Many experts believed that due to the large weight it was difficult to get to the shore and lay eggs for the animal, that is, they had to be viviparous. The first direct evidence of this was obtained after a careful study of the fossilized skeleton of a plesiosaur (they had been in the basement of the Museum of Natural History in Los Angeles for about 20 years) [4] .

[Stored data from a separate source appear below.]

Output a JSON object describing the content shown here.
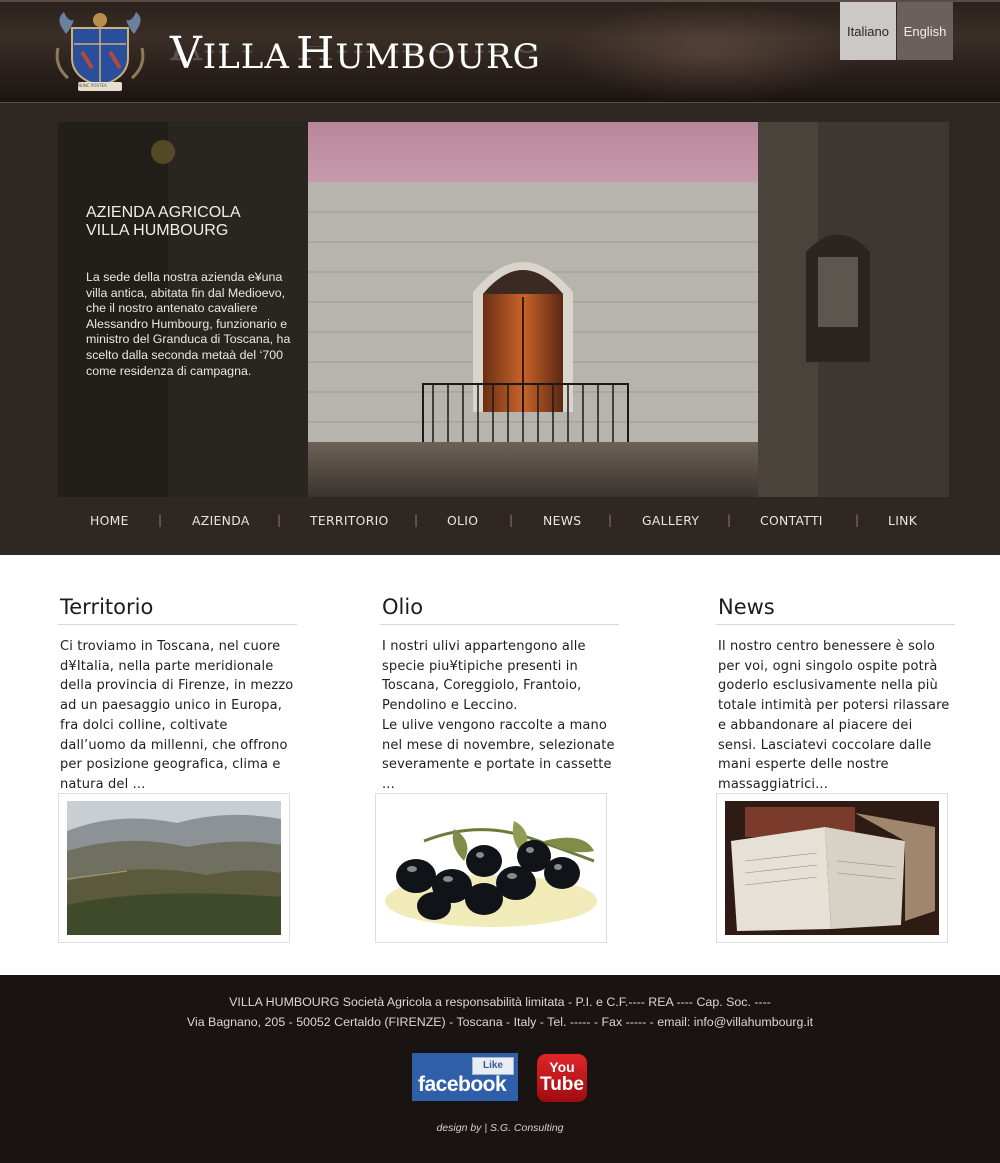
{
  "header": {
    "logo_cap_v": "V",
    "logo_rest_1": "ILLA",
    "logo_cap_h": "H",
    "logo_rest_2": "UMBOURG",
    "crest_motto": "NUNC POSTEA",
    "languages": [
      "Italiano",
      "English"
    ]
  },
  "hero": {
    "title": "AZIENDA AGRICOLA\nVILLA HUMBOURG",
    "text": "La sede della nostra azienda e¥una villa antica, abitata fin dal Medioevo, che il nostro antenato cavaliere Alessandro Humbourg, funzionario e ministro del Granduca di Toscana, ha scelto dalla  seconda metaà del ‘700 come residenza di campagna."
  },
  "nav": {
    "items": [
      "HOME",
      "AZIENDA",
      "TERRITORIO",
      "OLIO",
      "NEWS",
      "GALLERY",
      "CONTATTI",
      "LINK"
    ],
    "separator": "|"
  },
  "columns": [
    {
      "title": "Territorio",
      "text": "Ci troviamo in Toscana, nel cuore d¥Italia, nella parte meridionale della provincia di Firenze, in mezzo ad un paesaggio unico in Europa, fra dolci colline, coltivate dall’uomo da millenni, che offrono per posizione geografica, clima e natura del ..."
    },
    {
      "title": "Olio",
      "text": "I nostri ulivi appartengono alle specie piu¥tipiche presenti in Toscana, Coreggiolo, Frantoio, Pendolino e Leccino.\nLe ulive vengono raccolte a mano nel mese di novembre, selezionate severamente e portate in cassette ..."
    },
    {
      "title": "News",
      "text": "Il nostro centro benessere è solo per voi,  ogni singolo ospite potrà goderlo esclusivamente nella più totale intimità per potersi rilassare e abbandonare al piacere dei sensi. Lasciatevi coccolare dalle mani esperte delle nostre massaggiatrici..."
    }
  ],
  "footer": {
    "line1": "VILLA HUMBOURG Società Agricola a responsabilità limitata - P.I. e C.F.---- REA ---- Cap. Soc. ----",
    "line2": "Via Bagnano, 205 - 50052 Certaldo (FIRENZE) - Toscana - Italy - Tel. ----- - Fax ----- - email: info@villahumbourg.it",
    "facebook_like": "Like",
    "facebook_text": "facebook",
    "youtube_you": "You",
    "youtube_tube": "Tube",
    "credit": "design by | S.G. Consulting"
  }
}
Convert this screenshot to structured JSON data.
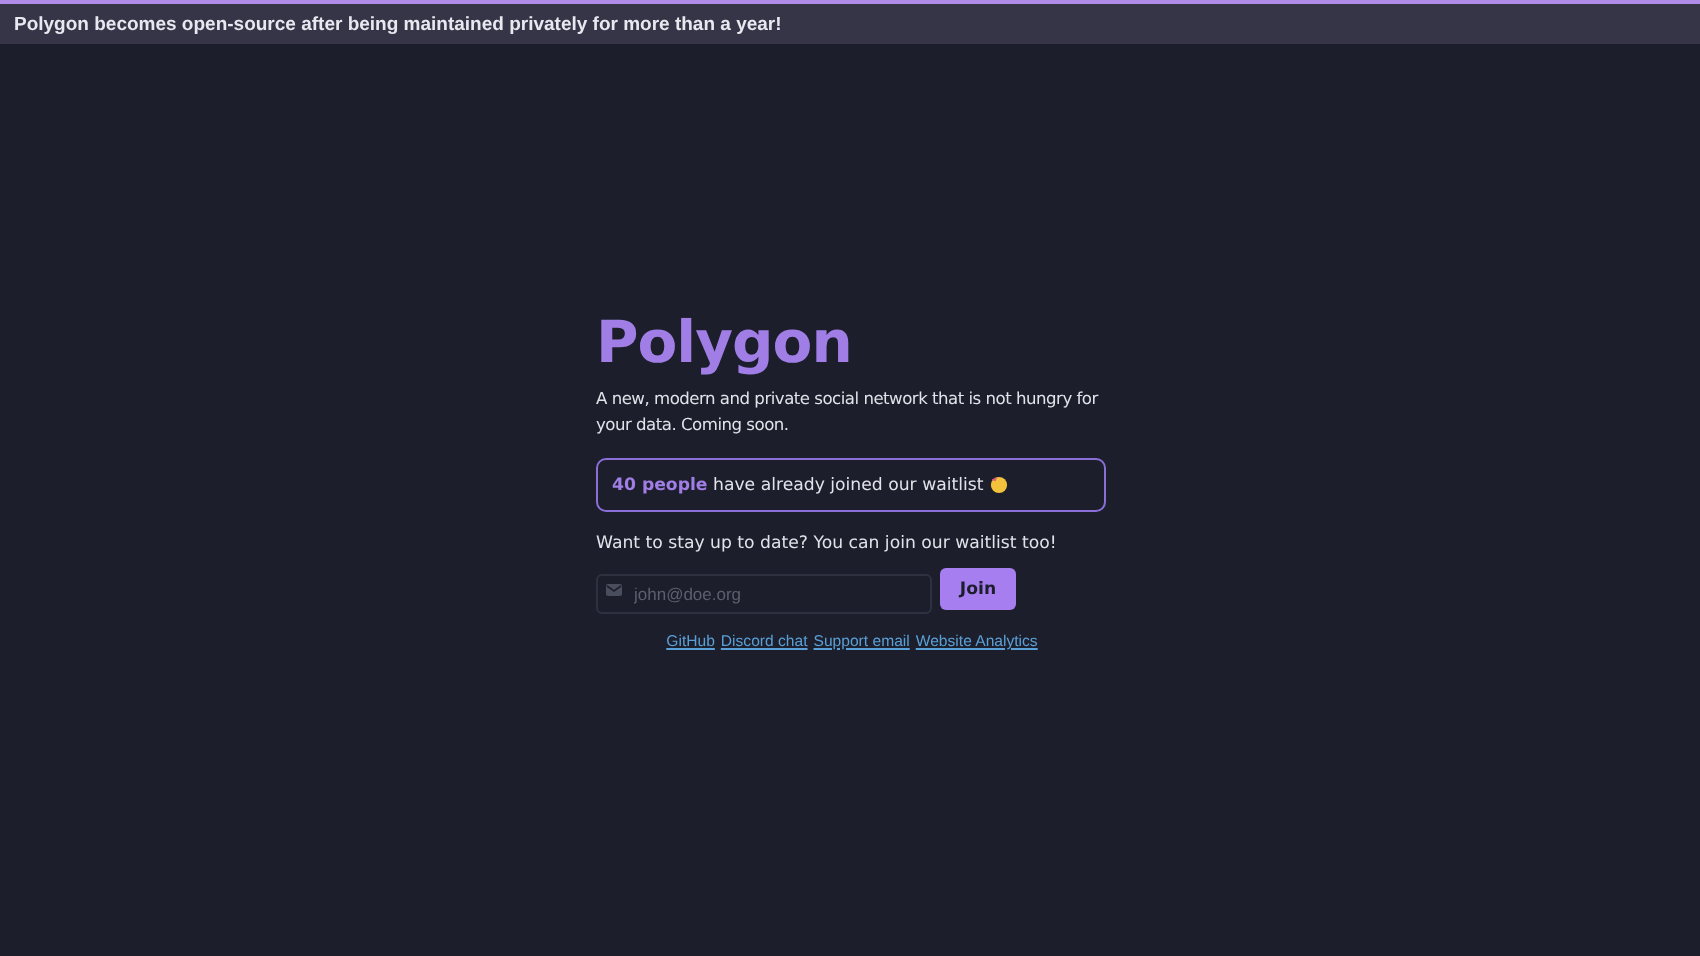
{
  "banner": {
    "text": "Polygon becomes open-source after being maintained privately for more than a year!"
  },
  "title": "Polygon",
  "tagline": "A new, modern and private social network that is not hungry for your data. Coming soon.",
  "waitlist_notice": {
    "count": "40 people",
    "text": "have already joined our waitlist"
  },
  "prompt": "Want to stay up to date? You can join our waitlist too!",
  "email_field": {
    "placeholder": "john@doe.org"
  },
  "join_button": "Join",
  "links": [
    "GitHub",
    "Discord chat",
    "Support email",
    "Website Analytics"
  ]
}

Plesiosaurs in world culture
Plesiosaurs have appeared in many works of art. The first book in which the plesiosaur was mentioned is Jules Verne 's Journey to the Center of the Earth , where the long-necked plesiosaur is found. In the novel “The Lost World ” by A. Conan-Doyle , a small freshwater plesiosaur was mentioned that lived in the central lake-plateau. In the novel by V.A. Obruchev "Plutonium" there was a description of two plesiosaurs that fought because of fish. In the book “ The Mystery of Two Oceans ” by G. Adamov, the heroes discover an underwater colony of plesiosaurs, which in the process of evolution gained the ability to breathe underwater (the word “plesiosaur” is mentioned only in the end, during a scientific conference). Almost the entire flock found destroyed in the attack on the team. The most faithful image of the plesiosaur is found in the work of Harry Adam Knight “ Carnosaur ”.
Plesiosaurs also appeared in many films. The most famous and remembered public film is the Japanese horror film “ The Legend of Dinosaur ” and the British adventure film “The Land, Forgotten Time” .
In the films, plesiosaurs were mainly represented by giant bloodthirsty monsters. More accurately, plesiosaurs were featured on the BBC television series Walking with Dinosaurs .
Plesiosaurus appears in episode 22 of season 3 of the X-files series - “Quagmire”. Plesiosaurs also appeared in the video games " Dino Crisis 2 " and "The Turk: Evolution".
Plesiosaurs in Modern Mythology
- According to some researchers, the well-known Nessie , presumably dwelling in the Scottish Loch Ness lake, may be the last representative of plesiosaurs (and the falsifiers portrayed it in accordance with the old ideas of plesiosaurs as creatures with a mobile neck capable of rising high above water - see for example, the famous photo from the Daily Mail newspaper for 1934; it is now established that the neck of these creatures was practically motionless. Plesiosaurs are guessed in the description of some other lake monsters. All these lakes are located in the high latitudes of the Northern Hemisphere and have karst fractures at the bottom.
See also
- Plesiosaur List
- Loch Ness monster
- Dzuyo-maru carcass
Literature
- Basics of paleontology. Amphibians, reptiles and birds. - M. , 1964.
- Ostrovsky A. Monsters of the Mesozoic Seas // “ Around the World ”, May 2010, No. 5 (2836), heading “Spiral of Time”.
Notes
- ↑ Plesiosaurs / A.K. Rozhdestvensky // Fee - Prob. - M .: Soviet Encyclopedia, 1975. - ( Great Soviet Encyclopedia : [in 30 t.] / Ch. Ed. AM Prokhorov ; 1969-1978, v. 20).
- ↑ De la Beche, HT, and WD Conybeare , 1821, “Notice of the Ichthyosaurus and the crocodile,” Transactions of the Geological Society of London 5 : 559-594.
- ↑ davidpeters1954. An new look for Kronosaurus . The Pterosaur Heresies (March 5, 2014). The appeal date is May 31, 2016.